Providing a path out of conflict means drawing clear red lines on what is acceptable and what is not in this new competition—and what steps would eventually lead to conflict. Ambiguity will court escalation. Escalation can get out of hand quickly. Noninterference in democracies would make China an acceptable global partner and allow the United States to coexist in spite of myriad hostile state actions. Current hostilities in terms of economic and cyberwarfare, especially with targets including the U.K. Electoral Commission and U.S. military installations, carry a long-tailed risk of escalation. But the West has already shown that it is not willing to escalate these offenses beyond condemnation—which is probably the best we can do.

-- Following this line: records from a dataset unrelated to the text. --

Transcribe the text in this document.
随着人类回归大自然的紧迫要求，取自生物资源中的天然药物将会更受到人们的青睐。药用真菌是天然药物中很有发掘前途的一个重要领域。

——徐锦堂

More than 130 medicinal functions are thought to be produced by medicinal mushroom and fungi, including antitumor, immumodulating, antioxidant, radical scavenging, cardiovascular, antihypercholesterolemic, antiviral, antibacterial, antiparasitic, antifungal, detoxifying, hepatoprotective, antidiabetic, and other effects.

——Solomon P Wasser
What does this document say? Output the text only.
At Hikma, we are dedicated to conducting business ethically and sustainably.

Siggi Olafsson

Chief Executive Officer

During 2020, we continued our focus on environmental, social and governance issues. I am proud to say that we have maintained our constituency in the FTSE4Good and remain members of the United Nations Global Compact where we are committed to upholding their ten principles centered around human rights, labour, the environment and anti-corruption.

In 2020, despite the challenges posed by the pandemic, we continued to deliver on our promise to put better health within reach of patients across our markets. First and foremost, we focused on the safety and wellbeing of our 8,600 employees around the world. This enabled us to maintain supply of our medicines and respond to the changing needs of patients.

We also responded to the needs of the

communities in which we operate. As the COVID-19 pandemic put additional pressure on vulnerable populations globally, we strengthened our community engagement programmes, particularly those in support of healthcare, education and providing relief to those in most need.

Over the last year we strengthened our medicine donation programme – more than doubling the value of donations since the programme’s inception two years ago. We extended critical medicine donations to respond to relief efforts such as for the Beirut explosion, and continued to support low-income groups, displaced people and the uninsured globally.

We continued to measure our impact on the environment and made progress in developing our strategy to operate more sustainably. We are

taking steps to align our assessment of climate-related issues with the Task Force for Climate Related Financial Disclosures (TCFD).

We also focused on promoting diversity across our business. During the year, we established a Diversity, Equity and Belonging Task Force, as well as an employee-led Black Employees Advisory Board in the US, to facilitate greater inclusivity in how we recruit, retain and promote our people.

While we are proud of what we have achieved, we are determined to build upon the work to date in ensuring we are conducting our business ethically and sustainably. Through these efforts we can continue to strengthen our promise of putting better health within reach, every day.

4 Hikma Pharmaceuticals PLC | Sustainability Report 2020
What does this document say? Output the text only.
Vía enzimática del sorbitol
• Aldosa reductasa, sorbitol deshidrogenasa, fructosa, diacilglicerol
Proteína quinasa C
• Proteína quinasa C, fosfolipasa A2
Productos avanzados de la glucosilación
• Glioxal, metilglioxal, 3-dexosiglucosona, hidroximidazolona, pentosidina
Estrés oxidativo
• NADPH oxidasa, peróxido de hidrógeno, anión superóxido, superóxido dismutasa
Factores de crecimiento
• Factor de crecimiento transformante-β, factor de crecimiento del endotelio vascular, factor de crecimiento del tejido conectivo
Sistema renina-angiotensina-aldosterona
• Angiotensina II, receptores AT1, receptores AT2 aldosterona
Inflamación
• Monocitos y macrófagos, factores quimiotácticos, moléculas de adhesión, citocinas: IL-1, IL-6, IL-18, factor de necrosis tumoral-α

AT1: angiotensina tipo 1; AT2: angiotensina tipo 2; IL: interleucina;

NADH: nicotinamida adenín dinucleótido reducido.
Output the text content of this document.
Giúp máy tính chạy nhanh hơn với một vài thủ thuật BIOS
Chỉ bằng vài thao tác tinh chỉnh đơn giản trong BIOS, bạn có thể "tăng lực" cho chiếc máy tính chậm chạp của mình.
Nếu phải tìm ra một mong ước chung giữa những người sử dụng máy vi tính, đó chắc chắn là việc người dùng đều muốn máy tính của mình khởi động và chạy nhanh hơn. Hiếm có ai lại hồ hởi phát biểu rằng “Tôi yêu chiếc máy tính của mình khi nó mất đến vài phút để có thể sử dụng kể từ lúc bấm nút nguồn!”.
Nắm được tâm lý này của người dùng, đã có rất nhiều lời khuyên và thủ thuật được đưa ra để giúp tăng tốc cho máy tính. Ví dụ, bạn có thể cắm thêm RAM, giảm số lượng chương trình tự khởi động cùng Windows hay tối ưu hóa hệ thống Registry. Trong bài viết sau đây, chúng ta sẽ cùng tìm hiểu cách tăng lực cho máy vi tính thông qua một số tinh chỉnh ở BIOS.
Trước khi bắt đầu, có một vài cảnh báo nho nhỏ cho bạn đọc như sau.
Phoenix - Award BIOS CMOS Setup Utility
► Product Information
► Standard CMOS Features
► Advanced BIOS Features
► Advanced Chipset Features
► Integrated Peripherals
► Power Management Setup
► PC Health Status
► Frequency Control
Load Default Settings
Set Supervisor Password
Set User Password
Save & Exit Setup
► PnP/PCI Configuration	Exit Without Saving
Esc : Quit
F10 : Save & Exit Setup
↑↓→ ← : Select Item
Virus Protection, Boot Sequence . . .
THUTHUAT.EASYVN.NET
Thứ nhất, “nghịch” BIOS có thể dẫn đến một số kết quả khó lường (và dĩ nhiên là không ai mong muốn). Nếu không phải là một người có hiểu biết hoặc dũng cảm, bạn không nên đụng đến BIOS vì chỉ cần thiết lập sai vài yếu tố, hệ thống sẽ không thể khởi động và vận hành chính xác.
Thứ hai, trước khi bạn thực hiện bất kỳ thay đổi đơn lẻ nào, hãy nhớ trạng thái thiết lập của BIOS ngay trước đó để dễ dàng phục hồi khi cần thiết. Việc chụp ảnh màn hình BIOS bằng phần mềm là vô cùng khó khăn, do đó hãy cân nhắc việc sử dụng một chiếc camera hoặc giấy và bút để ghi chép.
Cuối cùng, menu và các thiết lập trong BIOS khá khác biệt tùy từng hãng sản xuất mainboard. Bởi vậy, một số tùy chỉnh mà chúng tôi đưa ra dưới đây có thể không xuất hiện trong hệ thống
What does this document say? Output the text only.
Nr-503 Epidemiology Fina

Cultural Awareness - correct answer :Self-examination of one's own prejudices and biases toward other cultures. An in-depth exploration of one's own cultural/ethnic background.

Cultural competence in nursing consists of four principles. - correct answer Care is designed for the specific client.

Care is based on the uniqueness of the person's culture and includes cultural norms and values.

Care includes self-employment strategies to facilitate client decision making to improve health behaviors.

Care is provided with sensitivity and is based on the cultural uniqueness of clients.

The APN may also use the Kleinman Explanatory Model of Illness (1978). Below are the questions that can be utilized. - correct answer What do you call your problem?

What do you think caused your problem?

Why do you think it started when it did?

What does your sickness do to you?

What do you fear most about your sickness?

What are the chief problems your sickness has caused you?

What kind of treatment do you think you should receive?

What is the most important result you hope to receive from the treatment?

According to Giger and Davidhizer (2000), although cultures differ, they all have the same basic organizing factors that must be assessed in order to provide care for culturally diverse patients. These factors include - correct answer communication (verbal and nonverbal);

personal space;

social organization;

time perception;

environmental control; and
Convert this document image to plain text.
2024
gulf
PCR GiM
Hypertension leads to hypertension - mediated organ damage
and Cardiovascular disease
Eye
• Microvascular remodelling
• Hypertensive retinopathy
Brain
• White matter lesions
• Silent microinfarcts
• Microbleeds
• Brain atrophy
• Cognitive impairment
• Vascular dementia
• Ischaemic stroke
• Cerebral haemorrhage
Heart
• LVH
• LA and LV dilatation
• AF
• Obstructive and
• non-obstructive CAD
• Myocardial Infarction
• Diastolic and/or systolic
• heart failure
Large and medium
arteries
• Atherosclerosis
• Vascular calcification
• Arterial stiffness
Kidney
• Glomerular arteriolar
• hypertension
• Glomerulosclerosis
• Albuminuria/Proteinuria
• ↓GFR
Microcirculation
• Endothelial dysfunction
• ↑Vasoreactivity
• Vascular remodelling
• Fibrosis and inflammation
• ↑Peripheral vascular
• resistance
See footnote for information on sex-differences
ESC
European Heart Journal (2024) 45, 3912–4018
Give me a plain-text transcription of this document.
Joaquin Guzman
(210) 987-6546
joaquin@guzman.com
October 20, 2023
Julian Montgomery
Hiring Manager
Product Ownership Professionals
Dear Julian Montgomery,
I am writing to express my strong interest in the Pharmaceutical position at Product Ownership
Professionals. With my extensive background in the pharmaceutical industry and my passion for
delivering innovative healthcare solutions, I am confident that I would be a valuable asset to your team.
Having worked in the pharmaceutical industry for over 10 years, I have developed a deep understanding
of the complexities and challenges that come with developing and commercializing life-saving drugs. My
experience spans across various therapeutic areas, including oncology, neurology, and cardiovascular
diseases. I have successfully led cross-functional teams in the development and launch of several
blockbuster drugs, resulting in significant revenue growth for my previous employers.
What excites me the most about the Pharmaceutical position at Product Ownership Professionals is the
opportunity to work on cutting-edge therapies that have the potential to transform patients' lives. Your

The only clear case where strategic ambiguity has worked so far is in the U.S. position vis-à-vis Taiwan. And in that case, the policy can remain standing so as to not give the Taiwanese perverse incentives or stir unnecessary worries. But in all other cases, if the United States fears some move or another by China, then it should spell out its fears explicitly and say in advance exactly what costs it is prepared to impose for crossing that line. Clear rules of engagement were beneficial in conflict management in the Cold War. They will be useful in the next one.
This prospect should worry Westerners. It should sharpen our minds and our reflexes. But appeasement is neither a useful nor moral option. We must be clearheaded about the actions needed to avoid unnecessary escalation into direct military confrontation, a hot war.
The Cold War was a frightening time. But it was better managed than we may think. War was avoided. There was no hot war—just as there must not be now. Indeed, China is not funding hot proxy wars in the way the Soviet Union was during the Cold War. Unlike Iran’s colonial ambitions in the Middle East or the Soviet Union’s ideological battle, China’s goals are more solipsistic but no less frighteningly sincere.
And in that sense at least, a “Cold War mentality”—in government, among scholars, within our militaries—might be just what is needed to avoid an instinctual appeasement or its grim double: uncontrolled escalation. We must be prepared to call this new cold war accurately and act accordingly.